For fuzzy model total cost \(\widetilde{{K\left( {T^{*} } \right)}} = 53.5294\) and cycle time \(\widetilde{{T^{*} }} = 3.016\).

The convexity of the total cost function is shown in Fig. 1.

Fig. 1

Convexity of cost function w. r. t. \(T\)

5 Sensitivity Analysis

Sensitivities of the parameters are shown in Tables 1, 2, 3, 4 and 5 and graphically illustrated in Figs. 2, 3, 4, 5, 6, 7, 8, 9, 10 and 11.

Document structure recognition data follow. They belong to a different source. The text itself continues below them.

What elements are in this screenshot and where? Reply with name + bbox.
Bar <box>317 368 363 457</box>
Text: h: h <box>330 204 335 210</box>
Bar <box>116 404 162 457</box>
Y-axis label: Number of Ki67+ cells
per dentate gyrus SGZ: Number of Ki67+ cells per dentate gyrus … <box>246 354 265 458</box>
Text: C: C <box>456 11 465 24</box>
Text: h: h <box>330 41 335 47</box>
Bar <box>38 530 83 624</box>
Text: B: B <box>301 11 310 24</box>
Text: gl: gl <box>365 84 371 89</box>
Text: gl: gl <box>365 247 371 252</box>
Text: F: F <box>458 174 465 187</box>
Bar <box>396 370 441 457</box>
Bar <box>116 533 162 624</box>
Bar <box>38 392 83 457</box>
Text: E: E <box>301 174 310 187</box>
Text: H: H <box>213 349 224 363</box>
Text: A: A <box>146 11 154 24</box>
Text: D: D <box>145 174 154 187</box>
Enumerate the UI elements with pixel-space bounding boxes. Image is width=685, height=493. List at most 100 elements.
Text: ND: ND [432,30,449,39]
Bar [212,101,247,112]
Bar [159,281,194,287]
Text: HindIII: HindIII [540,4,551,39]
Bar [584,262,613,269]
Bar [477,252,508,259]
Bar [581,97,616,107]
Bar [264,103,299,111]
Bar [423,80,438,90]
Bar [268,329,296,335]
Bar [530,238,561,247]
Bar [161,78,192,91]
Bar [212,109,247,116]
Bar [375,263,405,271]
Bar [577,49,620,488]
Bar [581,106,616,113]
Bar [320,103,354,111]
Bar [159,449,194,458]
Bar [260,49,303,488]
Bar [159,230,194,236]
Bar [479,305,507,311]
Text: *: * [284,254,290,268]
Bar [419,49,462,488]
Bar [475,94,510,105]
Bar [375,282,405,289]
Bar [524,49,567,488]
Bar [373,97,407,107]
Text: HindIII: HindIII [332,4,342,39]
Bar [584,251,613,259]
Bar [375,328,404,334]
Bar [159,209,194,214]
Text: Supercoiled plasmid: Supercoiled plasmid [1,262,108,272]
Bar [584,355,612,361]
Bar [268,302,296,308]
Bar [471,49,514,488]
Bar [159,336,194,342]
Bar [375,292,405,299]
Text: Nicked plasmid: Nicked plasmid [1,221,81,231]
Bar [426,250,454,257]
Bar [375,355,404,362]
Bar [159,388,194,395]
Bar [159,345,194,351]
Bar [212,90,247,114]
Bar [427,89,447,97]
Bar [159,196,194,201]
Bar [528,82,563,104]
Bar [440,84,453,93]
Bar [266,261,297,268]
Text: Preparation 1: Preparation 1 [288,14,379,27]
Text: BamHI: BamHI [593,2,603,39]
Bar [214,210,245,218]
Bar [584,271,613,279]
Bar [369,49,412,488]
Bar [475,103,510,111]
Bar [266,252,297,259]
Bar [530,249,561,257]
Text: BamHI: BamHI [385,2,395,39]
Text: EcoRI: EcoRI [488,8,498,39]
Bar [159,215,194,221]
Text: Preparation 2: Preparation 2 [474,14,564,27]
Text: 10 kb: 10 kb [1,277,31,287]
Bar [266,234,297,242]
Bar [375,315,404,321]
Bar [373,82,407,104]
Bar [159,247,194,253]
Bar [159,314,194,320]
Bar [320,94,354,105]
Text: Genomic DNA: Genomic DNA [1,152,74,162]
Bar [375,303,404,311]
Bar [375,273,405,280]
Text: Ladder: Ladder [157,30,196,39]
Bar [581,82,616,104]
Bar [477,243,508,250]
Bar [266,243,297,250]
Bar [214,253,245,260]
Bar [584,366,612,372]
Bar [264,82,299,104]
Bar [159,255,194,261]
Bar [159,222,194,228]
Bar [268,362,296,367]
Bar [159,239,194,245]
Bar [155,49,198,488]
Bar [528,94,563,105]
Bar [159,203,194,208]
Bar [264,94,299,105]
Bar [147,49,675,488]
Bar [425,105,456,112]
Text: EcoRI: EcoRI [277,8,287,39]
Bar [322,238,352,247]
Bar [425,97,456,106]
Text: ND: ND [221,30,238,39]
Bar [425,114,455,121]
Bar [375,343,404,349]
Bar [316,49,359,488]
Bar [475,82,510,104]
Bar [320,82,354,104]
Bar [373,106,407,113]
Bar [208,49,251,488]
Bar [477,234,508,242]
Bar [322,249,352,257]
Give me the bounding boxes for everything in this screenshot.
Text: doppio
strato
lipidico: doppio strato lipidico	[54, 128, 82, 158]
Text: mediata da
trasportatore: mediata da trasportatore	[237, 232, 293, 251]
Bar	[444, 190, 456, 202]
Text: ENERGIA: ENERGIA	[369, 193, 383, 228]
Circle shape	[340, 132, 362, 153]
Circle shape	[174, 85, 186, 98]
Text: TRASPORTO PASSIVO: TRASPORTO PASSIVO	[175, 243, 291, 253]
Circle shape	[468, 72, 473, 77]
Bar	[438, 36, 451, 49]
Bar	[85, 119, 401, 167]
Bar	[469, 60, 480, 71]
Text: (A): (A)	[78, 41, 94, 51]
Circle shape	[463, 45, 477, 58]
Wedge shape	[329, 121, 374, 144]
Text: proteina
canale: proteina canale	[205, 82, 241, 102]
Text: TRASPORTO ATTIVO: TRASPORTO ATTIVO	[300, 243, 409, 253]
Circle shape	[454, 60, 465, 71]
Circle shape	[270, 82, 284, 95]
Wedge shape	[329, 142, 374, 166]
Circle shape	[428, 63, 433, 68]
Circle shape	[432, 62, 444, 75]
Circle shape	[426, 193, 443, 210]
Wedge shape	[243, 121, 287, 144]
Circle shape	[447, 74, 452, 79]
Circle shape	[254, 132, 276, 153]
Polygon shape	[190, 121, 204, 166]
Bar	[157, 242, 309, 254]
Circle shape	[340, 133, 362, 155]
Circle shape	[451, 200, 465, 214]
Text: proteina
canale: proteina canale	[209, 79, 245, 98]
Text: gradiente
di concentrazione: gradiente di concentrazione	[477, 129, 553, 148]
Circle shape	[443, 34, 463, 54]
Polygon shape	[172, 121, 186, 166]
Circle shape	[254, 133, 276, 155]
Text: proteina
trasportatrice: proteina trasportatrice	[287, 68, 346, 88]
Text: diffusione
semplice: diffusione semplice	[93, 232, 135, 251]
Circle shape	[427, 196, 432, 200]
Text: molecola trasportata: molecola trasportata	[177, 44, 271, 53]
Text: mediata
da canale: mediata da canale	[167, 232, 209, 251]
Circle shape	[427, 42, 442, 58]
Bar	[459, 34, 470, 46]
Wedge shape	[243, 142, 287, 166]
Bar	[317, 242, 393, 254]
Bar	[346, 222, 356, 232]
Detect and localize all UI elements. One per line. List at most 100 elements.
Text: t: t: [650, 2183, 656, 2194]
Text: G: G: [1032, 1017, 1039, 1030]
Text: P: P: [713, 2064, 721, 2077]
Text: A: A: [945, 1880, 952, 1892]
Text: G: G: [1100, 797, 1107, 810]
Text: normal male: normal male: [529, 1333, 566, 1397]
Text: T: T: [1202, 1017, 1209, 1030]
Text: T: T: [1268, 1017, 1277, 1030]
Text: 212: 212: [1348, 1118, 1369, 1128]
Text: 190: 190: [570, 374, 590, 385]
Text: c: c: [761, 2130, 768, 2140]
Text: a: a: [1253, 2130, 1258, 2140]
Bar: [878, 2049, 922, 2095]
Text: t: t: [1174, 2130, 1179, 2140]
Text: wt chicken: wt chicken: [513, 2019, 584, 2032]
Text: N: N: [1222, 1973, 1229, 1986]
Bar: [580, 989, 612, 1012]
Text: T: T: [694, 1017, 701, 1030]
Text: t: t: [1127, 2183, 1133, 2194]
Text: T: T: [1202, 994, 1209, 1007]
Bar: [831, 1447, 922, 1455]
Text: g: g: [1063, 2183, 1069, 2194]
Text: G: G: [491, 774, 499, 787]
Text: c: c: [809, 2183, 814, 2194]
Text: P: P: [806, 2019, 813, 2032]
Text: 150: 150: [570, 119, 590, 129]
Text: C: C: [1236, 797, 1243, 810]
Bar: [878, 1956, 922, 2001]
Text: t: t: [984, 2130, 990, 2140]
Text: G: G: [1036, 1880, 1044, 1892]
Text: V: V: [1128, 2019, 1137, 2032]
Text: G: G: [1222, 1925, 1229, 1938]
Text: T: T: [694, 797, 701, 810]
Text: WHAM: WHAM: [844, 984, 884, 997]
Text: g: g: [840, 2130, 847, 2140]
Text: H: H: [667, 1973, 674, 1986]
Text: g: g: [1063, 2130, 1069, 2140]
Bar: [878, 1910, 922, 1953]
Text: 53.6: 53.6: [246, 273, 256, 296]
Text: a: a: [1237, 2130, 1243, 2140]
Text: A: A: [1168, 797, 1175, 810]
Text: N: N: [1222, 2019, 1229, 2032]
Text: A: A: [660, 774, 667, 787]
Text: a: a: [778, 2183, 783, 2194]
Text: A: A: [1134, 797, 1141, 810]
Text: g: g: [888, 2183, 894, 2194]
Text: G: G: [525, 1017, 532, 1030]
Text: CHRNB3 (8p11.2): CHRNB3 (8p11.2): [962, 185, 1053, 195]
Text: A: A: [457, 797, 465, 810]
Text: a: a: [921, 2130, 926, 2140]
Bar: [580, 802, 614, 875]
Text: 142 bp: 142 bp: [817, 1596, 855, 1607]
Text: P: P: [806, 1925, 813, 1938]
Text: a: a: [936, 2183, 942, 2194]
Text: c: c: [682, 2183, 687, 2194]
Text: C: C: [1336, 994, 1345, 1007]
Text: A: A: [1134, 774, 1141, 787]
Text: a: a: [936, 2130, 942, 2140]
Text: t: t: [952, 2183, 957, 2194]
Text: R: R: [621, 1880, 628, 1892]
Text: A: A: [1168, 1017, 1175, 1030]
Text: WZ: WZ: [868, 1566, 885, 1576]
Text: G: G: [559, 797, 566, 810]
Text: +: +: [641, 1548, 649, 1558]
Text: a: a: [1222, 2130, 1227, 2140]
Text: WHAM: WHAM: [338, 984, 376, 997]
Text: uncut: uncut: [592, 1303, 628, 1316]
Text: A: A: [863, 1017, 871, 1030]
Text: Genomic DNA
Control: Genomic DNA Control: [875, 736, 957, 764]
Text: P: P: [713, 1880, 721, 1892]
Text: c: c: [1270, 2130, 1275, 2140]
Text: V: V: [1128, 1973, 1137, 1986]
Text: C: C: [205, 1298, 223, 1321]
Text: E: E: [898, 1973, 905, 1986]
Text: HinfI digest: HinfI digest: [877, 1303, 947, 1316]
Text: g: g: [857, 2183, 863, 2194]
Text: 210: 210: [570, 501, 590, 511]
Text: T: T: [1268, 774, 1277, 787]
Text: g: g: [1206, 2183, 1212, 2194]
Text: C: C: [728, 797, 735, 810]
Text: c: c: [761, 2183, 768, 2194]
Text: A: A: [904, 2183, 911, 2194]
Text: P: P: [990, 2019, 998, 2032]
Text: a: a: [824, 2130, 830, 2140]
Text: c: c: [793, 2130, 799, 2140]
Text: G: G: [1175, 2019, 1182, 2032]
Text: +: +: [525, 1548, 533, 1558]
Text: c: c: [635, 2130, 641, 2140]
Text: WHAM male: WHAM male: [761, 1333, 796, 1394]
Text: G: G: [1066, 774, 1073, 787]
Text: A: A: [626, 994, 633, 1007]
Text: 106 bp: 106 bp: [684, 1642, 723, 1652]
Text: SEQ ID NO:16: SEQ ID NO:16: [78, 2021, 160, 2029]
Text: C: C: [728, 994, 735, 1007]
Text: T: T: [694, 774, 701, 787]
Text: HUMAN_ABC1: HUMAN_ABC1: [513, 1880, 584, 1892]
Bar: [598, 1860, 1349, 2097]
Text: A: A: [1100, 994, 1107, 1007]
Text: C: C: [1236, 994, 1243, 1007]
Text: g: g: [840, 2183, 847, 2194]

Table 1 Sensitivity on \(\mu\)

Table 2 Sensitivity on \(C_{2}\)

Table 3 Sensitivity on \(C_{1}\)

Table 4 Sensitivity on \(C\)

Table 5 Sensitivity on \(\theta\)

Fig. 2

Impact of \(\mu\) on \(K\left( {T^{*} } \right)\): crisp model (from Table: 1)

Fig. 3

Impact of \(\mu\) on \(\widetilde{{K\left( {T^{*} } \right)}}\): fuzzy model (from Table: 1)

Fig. 4

Impact of \(C_{2}\) on \(K\left( {T^{*} } \right)\): crisp model (from Table: 2)

Fig. 5

Impact of \(C_{2}\) on \(\widetilde{{K\left( {T^{*} } \right)}}\): fuzzy model (from Table: 2)

Fig. 6

Impact of \(C_{1}\) on \(K\left( {T^{*} } \right)\): crisp model (from Table: 3)

Fig. 7

Impact of \(C_{1}\) on \(\widetilde{{K\left( {T^{*} } \right)}}\): fuzzy model (from Table: 3)

Fig. 8

Impact of \(C\) on \(K\left( {T^{*} } \right)\): crisp model (from Table: 4)

Fig. 9

Impact of \(C\) on \(\widetilde{{K\left( {T^{*} } \right)}}\): fuzzy model (from Table: 4)

Fig. 10

Impact of \(\theta\) on \(K\left( {T^{*} } \right)\): crisp model (from Table: 5)

Fig. 11

Impact of \(\theta\) on \(\widetilde{{K\left( {T^{*} } \right)}}\): fuzzy model (from Table: 5)

Observations

It is observed from the tables that:

1. (i)

   In crisp model, if the parameter \(\mu\) is increased (or decreased), the value of optimum cycle time increases (or decreases) while the optimal total cost decreases (or increases). Further, in fuzzy model, if the parameter \(\mu\) is increased (or decreased) the value of optimum cycle time increases (or decreases) while the optimal cost increases.

2. (ii)

   The increases (or decrease) in setup cost \(C_{2}\) increases (or decreases) the total inventory cost for both the models.

3. (iii)

   The total cost (for both the models) increases (or decreases) as the holding cost \(C_{1}\) per unit time increases (or decreases).

4. (iv)

   With the increase (or decrease) of the rate of deterioration \(\theta\), the total inventory cost (for the two models) also increase (or decrease).

5. (v)

   As the deterioration cost \(C\) per unit increase (or decrease), the total costs for the two models also increase (or decrease).

6 Conclusion

In the present chapter, we have dealt with a fuzzy inventory model where we have introduced the cycle time T as a Triangular Symmetric Fuzzy number. It is assumed the demand rate is constant for some time and then as a linear function of time. In our real life, we generally find that the cycle time is uncertain. So keeping this situation in mind we have tried to compare crisp model with the fuzzy model and have observed that the cycle time and the total cost obtained by fuzzy model is greater than those obtained by crisp model. The sensitivity analysis shows that the total cost of both the model increases as the cost associated with the model increases. In future, researchers can do more work about several types of demand, variable cost, etc.